In order to investigate changes in the DC compartment in the peripheral blood in type 2 diabetes, we analyzed blood from patients under poor and good metabolic control and compared them to healthy controls.


5 mls of blood were collected from 15 healthy controls, 15 diabetic patients with an HbA1c <7.0 and 15 patients with an HbA1c >9.5%. Age range was 44-80 years. Patients were age-matched with the control group.


Blood DC were enumerated by flow cytometry after staining with antibodies against the blood dendritic cells antigens 1-3 (BDCA 1-3).
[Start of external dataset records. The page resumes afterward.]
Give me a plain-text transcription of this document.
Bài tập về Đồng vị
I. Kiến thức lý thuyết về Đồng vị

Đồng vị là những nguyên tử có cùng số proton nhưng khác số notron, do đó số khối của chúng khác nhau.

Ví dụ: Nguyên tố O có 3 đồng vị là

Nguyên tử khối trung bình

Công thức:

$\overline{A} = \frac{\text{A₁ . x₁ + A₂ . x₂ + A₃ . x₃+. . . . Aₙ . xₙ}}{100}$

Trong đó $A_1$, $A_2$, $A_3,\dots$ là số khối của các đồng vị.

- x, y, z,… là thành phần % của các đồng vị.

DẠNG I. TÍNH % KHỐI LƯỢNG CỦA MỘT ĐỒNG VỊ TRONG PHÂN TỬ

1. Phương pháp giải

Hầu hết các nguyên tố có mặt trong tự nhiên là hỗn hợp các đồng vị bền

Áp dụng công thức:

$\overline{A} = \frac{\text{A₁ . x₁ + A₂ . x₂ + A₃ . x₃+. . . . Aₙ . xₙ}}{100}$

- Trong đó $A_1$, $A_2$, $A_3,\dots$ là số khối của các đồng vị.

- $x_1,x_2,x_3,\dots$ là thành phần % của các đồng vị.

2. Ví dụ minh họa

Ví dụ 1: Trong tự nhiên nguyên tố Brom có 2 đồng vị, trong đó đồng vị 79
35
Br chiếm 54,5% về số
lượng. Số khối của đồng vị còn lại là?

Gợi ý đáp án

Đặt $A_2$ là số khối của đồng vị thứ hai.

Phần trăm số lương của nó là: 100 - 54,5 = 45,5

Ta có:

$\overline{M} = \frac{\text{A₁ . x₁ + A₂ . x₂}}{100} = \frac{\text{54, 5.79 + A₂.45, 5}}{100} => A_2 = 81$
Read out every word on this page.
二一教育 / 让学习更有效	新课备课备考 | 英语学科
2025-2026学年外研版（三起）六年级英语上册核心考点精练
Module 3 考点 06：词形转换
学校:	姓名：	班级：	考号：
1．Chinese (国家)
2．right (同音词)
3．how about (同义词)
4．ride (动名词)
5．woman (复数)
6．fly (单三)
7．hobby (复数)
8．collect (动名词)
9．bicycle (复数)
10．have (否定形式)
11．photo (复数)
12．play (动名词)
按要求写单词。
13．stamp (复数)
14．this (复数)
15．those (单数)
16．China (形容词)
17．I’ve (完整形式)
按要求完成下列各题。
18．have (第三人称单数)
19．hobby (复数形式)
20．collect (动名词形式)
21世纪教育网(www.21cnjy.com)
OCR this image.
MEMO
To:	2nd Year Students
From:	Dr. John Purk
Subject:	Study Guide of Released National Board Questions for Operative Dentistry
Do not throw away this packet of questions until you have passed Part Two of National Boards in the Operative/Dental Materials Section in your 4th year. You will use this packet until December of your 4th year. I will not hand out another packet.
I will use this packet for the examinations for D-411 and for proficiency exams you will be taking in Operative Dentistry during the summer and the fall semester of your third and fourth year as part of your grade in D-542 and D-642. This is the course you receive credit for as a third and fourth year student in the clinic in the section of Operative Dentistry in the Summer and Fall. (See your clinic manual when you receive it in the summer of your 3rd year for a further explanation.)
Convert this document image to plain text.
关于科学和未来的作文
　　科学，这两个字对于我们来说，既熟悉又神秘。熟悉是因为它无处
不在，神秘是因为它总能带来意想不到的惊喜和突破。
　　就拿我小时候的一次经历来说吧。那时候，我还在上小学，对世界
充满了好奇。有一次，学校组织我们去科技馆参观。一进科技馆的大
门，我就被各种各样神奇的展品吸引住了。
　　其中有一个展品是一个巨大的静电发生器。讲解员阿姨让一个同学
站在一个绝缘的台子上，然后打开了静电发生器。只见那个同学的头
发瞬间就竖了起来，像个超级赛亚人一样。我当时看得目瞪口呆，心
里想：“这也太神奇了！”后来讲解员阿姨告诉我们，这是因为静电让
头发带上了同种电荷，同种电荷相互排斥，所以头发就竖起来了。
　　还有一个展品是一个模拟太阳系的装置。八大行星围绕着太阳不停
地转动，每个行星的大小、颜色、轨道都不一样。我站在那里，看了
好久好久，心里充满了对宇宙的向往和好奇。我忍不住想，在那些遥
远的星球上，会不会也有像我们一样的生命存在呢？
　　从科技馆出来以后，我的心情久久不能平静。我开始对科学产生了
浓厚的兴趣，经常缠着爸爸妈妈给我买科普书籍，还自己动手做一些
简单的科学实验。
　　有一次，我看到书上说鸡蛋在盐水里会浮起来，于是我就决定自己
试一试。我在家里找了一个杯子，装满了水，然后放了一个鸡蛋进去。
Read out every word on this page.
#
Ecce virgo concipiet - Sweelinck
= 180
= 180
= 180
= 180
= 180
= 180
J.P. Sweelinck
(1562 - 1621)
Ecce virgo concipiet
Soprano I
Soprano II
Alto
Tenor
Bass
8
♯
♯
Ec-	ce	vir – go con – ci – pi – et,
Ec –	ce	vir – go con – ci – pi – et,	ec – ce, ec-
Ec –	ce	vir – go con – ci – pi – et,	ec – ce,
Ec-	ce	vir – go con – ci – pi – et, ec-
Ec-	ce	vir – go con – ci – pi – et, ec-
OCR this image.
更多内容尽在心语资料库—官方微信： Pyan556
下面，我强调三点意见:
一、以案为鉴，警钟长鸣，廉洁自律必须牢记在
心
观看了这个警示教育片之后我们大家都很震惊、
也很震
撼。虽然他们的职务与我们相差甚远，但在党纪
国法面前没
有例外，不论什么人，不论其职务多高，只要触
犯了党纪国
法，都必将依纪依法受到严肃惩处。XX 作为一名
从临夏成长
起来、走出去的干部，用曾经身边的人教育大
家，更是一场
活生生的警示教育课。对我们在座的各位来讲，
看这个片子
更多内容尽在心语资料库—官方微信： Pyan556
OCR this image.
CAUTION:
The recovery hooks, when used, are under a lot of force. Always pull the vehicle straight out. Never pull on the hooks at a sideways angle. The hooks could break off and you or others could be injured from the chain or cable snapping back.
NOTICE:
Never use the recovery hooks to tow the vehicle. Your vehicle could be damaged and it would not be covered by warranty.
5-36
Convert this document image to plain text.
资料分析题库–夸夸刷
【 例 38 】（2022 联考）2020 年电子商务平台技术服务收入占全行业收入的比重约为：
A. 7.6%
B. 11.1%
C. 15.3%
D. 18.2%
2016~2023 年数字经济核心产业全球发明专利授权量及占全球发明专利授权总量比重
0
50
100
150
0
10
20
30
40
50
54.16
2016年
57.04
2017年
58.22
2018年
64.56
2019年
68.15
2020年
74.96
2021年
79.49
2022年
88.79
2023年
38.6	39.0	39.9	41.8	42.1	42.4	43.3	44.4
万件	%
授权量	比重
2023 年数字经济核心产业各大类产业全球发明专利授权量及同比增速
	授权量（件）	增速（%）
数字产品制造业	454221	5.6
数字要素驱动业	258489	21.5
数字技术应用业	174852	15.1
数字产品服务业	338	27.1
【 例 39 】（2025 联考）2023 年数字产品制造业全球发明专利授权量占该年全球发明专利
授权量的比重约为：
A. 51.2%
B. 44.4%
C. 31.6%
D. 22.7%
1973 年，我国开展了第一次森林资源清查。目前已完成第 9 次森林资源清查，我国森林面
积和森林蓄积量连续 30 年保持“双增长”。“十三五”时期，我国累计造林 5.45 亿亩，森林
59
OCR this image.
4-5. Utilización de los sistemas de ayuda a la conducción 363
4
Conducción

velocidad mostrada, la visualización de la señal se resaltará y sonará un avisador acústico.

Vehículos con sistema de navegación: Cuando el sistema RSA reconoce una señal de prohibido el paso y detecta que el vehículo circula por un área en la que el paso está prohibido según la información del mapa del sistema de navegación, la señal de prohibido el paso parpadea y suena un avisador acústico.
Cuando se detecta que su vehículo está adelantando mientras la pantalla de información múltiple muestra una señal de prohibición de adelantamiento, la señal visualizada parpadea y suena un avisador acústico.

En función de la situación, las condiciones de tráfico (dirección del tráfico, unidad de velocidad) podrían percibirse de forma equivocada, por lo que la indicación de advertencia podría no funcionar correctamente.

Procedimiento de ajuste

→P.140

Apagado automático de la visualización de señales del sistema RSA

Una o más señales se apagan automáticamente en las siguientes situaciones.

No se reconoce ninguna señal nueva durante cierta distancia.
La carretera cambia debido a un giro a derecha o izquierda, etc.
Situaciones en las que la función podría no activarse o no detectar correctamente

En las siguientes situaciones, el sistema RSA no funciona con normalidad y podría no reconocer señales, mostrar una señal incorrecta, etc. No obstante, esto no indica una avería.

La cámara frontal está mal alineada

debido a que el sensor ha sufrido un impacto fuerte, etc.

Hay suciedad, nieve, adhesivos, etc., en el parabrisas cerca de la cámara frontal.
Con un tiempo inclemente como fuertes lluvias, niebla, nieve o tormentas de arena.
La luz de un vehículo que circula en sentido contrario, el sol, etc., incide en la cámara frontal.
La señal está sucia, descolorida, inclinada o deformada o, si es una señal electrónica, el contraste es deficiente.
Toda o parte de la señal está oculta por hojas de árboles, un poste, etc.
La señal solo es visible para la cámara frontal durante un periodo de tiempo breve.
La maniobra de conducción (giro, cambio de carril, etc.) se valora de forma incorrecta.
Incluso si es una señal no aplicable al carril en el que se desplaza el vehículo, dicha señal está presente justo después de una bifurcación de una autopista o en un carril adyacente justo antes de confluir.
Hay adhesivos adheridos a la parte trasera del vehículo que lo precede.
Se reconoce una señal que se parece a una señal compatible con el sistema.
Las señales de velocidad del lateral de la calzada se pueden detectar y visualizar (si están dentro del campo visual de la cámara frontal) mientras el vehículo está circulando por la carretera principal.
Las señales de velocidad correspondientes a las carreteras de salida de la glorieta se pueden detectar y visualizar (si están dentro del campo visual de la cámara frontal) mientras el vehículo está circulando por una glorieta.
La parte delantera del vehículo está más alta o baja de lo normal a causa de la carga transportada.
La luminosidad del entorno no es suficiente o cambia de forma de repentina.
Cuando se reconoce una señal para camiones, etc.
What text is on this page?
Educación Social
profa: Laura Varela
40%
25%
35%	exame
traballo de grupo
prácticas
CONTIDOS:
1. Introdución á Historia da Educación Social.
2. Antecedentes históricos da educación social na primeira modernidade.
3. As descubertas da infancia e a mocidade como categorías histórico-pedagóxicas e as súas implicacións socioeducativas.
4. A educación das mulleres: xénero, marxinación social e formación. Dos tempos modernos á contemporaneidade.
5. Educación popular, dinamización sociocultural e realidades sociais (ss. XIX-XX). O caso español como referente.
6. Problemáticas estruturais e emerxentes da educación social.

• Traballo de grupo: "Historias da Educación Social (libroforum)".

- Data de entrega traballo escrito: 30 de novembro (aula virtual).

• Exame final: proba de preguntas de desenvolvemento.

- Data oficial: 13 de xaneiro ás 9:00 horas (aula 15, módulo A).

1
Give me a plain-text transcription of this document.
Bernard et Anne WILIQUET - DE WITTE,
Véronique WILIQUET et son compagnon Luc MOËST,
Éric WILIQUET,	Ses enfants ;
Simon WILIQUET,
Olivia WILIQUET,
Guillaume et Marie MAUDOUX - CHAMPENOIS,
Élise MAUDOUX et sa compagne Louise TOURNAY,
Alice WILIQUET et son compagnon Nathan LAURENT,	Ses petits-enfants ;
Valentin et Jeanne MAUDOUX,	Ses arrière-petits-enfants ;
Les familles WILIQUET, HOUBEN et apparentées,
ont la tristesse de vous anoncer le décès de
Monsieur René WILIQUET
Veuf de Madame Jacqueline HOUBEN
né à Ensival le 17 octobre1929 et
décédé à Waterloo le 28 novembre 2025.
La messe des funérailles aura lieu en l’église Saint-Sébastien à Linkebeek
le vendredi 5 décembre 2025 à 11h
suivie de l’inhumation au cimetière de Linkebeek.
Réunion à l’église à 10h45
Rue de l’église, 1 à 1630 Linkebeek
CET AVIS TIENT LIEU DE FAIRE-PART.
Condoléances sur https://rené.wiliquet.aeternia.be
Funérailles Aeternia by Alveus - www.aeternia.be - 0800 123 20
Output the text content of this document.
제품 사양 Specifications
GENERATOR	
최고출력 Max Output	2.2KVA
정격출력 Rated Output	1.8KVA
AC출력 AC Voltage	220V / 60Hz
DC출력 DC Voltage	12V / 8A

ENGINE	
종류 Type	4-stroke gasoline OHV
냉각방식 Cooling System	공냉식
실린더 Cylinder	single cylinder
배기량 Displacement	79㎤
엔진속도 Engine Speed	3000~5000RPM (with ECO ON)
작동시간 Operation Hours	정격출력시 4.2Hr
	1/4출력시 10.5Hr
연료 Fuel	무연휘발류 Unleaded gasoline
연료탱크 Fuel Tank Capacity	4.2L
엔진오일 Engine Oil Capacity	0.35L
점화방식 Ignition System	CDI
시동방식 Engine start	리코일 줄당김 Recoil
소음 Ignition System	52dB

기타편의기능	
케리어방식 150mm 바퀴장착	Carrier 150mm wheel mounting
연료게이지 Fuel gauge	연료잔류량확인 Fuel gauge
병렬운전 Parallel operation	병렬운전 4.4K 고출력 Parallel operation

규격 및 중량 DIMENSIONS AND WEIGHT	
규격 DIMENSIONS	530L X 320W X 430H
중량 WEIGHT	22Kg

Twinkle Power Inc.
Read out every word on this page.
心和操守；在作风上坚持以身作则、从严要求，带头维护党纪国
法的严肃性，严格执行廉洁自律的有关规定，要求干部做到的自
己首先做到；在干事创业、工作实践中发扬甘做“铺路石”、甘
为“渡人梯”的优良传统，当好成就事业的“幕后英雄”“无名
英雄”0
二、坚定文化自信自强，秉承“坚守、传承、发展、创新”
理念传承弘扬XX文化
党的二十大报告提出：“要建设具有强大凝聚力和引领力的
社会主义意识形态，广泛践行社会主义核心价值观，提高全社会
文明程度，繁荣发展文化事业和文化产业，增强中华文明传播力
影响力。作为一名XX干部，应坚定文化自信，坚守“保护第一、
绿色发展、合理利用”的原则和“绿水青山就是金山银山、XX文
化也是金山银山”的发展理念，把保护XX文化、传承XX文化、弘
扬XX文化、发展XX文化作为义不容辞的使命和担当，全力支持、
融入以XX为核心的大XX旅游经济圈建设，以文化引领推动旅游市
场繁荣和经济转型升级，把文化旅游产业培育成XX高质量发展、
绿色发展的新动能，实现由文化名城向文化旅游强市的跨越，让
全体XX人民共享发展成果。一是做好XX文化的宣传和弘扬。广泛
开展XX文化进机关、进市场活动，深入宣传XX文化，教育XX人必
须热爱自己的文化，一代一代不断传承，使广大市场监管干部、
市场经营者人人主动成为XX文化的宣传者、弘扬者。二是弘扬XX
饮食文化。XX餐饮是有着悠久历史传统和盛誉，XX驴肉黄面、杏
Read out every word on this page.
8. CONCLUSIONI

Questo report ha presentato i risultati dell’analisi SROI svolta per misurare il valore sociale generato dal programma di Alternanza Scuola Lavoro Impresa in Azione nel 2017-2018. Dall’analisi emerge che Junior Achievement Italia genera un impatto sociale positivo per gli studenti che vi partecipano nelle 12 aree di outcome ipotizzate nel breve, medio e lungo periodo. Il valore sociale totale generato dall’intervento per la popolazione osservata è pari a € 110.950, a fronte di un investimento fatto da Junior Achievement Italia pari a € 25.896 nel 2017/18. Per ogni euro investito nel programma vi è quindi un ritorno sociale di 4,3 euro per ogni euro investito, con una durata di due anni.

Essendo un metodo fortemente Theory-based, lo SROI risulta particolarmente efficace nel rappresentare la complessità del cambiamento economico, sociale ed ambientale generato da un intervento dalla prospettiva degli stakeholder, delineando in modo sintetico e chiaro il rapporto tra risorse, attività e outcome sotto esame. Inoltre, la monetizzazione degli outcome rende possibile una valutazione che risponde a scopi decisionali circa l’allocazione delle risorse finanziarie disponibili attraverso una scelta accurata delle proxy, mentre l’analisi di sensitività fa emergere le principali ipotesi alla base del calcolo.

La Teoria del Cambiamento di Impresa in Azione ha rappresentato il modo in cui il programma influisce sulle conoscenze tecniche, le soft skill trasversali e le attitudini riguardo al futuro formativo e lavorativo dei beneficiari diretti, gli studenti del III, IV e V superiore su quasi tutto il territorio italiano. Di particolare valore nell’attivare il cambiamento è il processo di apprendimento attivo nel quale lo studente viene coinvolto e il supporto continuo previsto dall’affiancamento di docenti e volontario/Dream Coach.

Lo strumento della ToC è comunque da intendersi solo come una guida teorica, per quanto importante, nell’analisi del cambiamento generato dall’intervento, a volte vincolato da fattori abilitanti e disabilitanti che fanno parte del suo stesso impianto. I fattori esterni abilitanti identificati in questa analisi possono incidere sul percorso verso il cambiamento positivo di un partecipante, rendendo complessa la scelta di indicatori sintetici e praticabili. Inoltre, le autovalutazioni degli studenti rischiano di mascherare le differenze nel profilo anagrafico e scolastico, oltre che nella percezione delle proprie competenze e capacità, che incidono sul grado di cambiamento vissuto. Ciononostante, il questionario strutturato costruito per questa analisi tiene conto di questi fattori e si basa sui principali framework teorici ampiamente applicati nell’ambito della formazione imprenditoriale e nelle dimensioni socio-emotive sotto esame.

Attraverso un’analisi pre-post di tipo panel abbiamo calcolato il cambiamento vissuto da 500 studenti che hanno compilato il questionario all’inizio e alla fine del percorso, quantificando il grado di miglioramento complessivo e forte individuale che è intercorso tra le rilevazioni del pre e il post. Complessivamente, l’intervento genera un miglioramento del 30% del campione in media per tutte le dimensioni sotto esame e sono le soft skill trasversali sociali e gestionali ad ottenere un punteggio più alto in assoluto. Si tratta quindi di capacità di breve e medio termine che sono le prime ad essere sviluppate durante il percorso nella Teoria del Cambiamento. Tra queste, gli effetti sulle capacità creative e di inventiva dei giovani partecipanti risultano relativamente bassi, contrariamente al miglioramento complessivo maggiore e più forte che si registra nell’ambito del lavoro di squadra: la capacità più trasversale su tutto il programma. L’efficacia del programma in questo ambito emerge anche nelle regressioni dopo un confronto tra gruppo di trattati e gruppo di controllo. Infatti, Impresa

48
This allows quantification of the DC subtypes: myeloid dendritic cells type 1 (mDC1, mDC2) and plasmacytoid dendritic cells (pDC).


The relative and absolute frequency for both mDC1 and pDC was clearly diminished in patients with poor metabolic control as compared to healthy controls. In patients with good metabolic control the reduction of DC was less pronounced but still significant, particularly for mDC1.


Hyperglycemic metabolism does affect the pool of peripheral DCs and leads to a reduction of both, mDC1 and pDC. Even patients considered to be under good metabolic control appear to have a reduced peripheral pool of DC.